- From: David Morris <dwm@xpasc.com>
- Date: Tue, 2 Jul 2013 12:12:54 -0700 (PDT)
- cc: HTTP Working Group <ietf-http-wg@w3.org>
On Tue, 2 Jul 2013, Sam Pullara wrote: > > On Jul 2, 2013, at 10:36 AM, David Morris <dwm@xpasc.com> wrote: > > Reverse proxies are invisible to the client. Any trust issue is the same > > whether one connection or multiple connections are used when traffic > > ends up at the reverse proxy. > > > > There is a fundamental flaw in the orgin server security, if you can > > trust the server to deliver the original resource but can't trust it > > to deliver any pushed content referenced by that page.

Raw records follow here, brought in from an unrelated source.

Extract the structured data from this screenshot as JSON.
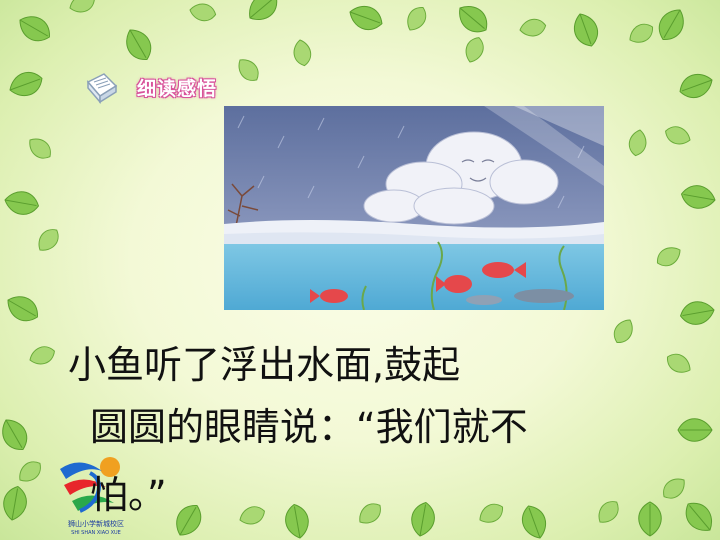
{
  "header": {
    "icon": "notebook-icon",
    "label": "细读感悟"
  },
  "illustration": {
    "description_icon": "river-fish-illustration"
  },
  "text": {
    "line1": "小鱼听了浮出水面,鼓起",
    "line2": "圆圆的眼睛说：“我们就不",
    "line3": "怕。”"
  },
  "logo": {
    "title": "狮山小学新城校区",
    "subtitle": "SHI SHAN XIAO XUE"
  },
  "colors": {
    "header_outline": "#d8529a",
    "leaf_green": "#7cc24a"
  }
}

After all, if > > the server owner wants to break trust, it can just rewrite all the > > URLs in the base resource to refrence itself and then proxy the > > content which isn't local. > > Browsers associate security with the origin server. If I can serve > content from an arbitrary origin that is a problem without trust. > Rewriting the URLs with a different origin solves this problem and thus > is not an issue. If the html from server: examplex.com as written references host: x.example.com, and before delivering it, examplex.com rewrites it to a url for examplex.com (in the html) and keeps track of the mapping so that the PUSH_PROMISE knews where to get the content from, and serves the other server's content, how is that not a bigger problem them providing a PUSH_PROMISE with the correct identification? > > If we feel there is a security requirement here, it should be along > > the lines of: > > > > The host name specified in a PUSH_PROMISE must have a DNS entry > > which includes the IP address of server sending the PUSH_PROMISE. > > This would allow one domain on a VPS serve content for any other domain > on a VPS. Exactly what happens with HTTP/1.1 virtual hosts. The TCP connection is shared to serve data from multiple virtual hosts. I don't see this as a problem that needs to be prevented. If the PUSH_PROMISE doesn't make the offer, all that will happen is that the client will notice the common IP and make the request itself. All to negate the advantage of the PUSH methodology.